Des cheveux coupés ?? Gus vient le prendre dans ses bras. Il en a besoin. Il c’est rendu compte de certaines choses durant ce silence qui a provoqué pas mal d’angoisse, de questionnement et de remise en compte de leur relation. De celle qu’ils partagent et de celle qu’ils voudraient au final vivre. Même si tout n’est pas encore bien clair dans sa putain de tête et dans son cœur.
Leurs regards et leurs lèvres se retrouvent.
L’angoisse de Gus s’apaise mais il ne comprend pas ce qu’Azka cherche à lui dire. « Qu’est ce que je fous là ?? Bordel cela fait des jours que je cherche à te joindre pour voir si tu vas bien. »

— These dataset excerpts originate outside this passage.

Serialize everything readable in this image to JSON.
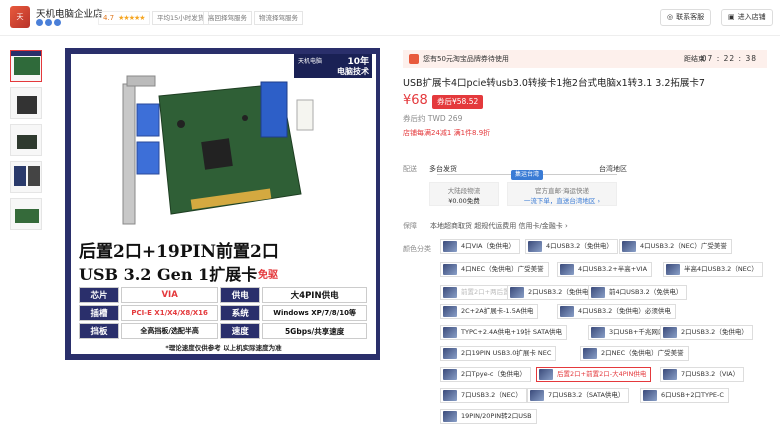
{
  "header": {
    "shop_name": "天机电脑企业店",
    "rating": "4.7",
    "tags": [
      "平均15小时发货",
      "高回择驾服务",
      "物流择驾服务"
    ],
    "contact": "联系客服",
    "enter_shop": "进入店铺"
  },
  "gallery": {
    "brand_logo": "天机电脑",
    "brand_sub": "Computer Games",
    "years": "10年",
    "years_text": "电脑技术",
    "headline1": "后置2口+19PIN前置2口",
    "headline2": "USB 3.2 Gen 1扩展卡",
    "no_driver": "免驱",
    "specs": [
      {
        "k1": "芯片",
        "v1": "VIA",
        "k2": "供电",
        "v2": "大4PIN供电"
      },
      {
        "k1": "插槽",
        "v1": "PCI-E X1/X4/X8/X16",
        "k2": "系统",
        "v2": "Windows XP/7/8/10等"
      },
      {
        "k1": "挡板",
        "v1": "全高挡板/选配半高",
        "k2": "速度",
        "v2": "5Gbps/共享速度"
      }
    ],
    "note": "*理论速度仅供参考  以上机实际速度为准"
  },
  "product": {
    "timer_text": "您有50元淘宝品牌券待使用",
    "timer_label": "距结束",
    "countdown": "07 : 22 : 38",
    "title": "USB扩展卡4口pcie转usb3.0转接卡1拖2台式电脑x1转3.1 3.2拓展卡7",
    "price": "¥68",
    "coupon": "券后¥58.52",
    "prev_price": "券后约 TWD 269",
    "promo": "店铺每满24减1 满1件8.9折"
  },
  "delivery": {
    "label": "配送",
    "from": "多台发货",
    "to": "台湾地区",
    "route_badge": "集运台湾",
    "mainland_label": "大陆段物流",
    "mainland_fee": "¥0.00免费",
    "official_label": "官方直邮·海运快递",
    "official_sub": "一流下单，直送台湾地区 ›"
  },
  "guarantee": {
    "label": "保障",
    "text": "本地超商取货  超规代运费用  信用卡/金融卡 ›"
  },
  "options": {
    "label": "颜色分类",
    "items": [
      "4口VIA（免供电）",
      "4口USB3.2（免供电）",
      "4口USB3.2（NEC）广受美誉",
      "4口NEC（免供电）广受美誉",
      "4口USB3.2+半高+VIA",
      "半高4口USB3.2（NEC）",
      "前置2口+两后置2口",
      "2口USB3.2（免供电）",
      "前4口USB3.2（免供电）",
      "2C+2A扩展卡-1.5A供电",
      "4口USB3.2（免供电）必须供电",
      "TYPC+2.4A供电+19针 SATA供电",
      "3口USB+千兆网口",
      "2口USB3.2（免供电）",
      "2口19PIN USB3.0扩展卡 NEC",
      "2口NEC（免供电）广受美誉",
      "2口Tpye-c（免供电）",
      "后置2口+前置2口-大4PIN供电",
      "7口USB3.2（VIA）",
      "7口USB3.2（NEC）",
      "7口USB3.2（SATA供电）",
      "6口USB+2口TYPE-C",
      "19PIN/20PIN转2口USB"
    ]
  }
}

Gus le regarde encore une fois perdu parce que son amant, son ami lui dit. A vrai il ne sait pas exactement le terme qui convient le mieux à leur relation. Même si parfois il a la sensation d’être en couple.

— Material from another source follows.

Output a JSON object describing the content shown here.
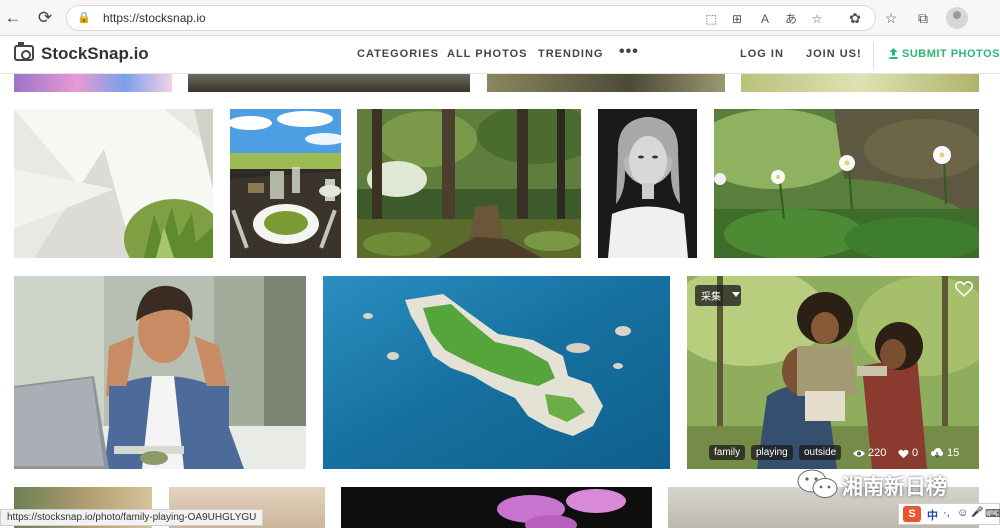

Enfin là le problème c’est Azka et pas leur relation.
Même s’il la voit d’un drôle d’œil à cet instant. « Arrête tu es encore sacrément secoué par ce que l’on a vécu lors du .. » Il ne préfère pas prononcer le mot, par peur de déclencher plus de trouble. C’est là qu’un mot le titille. Mot repris dans la suite de paroles d’Azka. Pour le restaurateur ce n’est pas spécialement une surprise. Même si son ami ne lui a jamais clairement dit. Sachant que le restaurateur a la trouille de s’impliquer.
Mais là son je t’aime sonne avec de drôle de sensations.

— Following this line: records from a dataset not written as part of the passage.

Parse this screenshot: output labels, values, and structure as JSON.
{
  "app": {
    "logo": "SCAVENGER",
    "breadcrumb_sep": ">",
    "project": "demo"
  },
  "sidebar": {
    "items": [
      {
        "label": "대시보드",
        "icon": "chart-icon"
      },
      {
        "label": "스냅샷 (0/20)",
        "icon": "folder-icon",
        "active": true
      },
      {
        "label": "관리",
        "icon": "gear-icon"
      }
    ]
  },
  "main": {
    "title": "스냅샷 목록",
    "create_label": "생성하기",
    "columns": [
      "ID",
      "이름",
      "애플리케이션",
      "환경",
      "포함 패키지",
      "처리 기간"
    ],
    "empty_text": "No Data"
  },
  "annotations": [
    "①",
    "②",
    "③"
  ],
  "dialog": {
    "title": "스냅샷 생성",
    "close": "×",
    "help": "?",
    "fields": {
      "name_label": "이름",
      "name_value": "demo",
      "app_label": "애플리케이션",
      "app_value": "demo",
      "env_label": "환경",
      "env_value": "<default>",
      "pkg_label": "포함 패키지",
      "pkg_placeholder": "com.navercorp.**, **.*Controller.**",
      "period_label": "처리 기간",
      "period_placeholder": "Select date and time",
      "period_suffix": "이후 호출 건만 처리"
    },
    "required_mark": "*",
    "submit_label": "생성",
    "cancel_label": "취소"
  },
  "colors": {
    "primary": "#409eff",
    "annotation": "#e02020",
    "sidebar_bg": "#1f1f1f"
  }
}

Ils sont toujours dans les bras un de l’autre et dans leur échange d’étreinte. Toutes les paroles prononcées résonnent dans sa tête.

C’est alors qu’Azka lui dit qu’il peut partir s’il le souhaite. Qu’il comprendrait parce qu’il l’avait déçu. Gus le regarde avec plus d’intensité. Effaçant d’un geste doux les larmes qui s’échappent de ses yeux.
« Je ne compte pas parti et je crois qu’il faut que l’on parle tous les deux. Notamment de ce que tu viens de me dire. Des mots que tu pensais tout bas et que tu viens de prononcer pour la première fois tout haut. Des mots donc j’étais conscient. Et qui semble te torturer parce que tu ne penses pas être à la hauteur. Alors que c'est moi qui ne suis pas réaliste sur ce que j'éprouve. » Il pose un autre baiser contre ses lèvres.
« Je ne veux pas te perdre non plus. Et là j’ai envie de prendre soin de toi. Tu en as besoin. » Gus vient lui passer la main dans les cheveux. « Cela te va très bien je trouve. » Puis il lui murmure au creux de l’oreille.
« Tu es encore plus sexy. Allez rentrons j’ai envie de te câliner. On a en à tous les deux grand besoin. » Il ne parle pas spécialement de sexe, mais juste de tendresse. De baisers et de caresses pour apaiser les craintes nées depuis le jour du braquage.
Gus pousse Azka, un peu vers l'intérieur pour qu’il voit qu’il ne compte pas partir et le planter là avec sa peine et tout son trouble. Certains mots doivent être éclaircis, même si cela colle la trouille à Gus.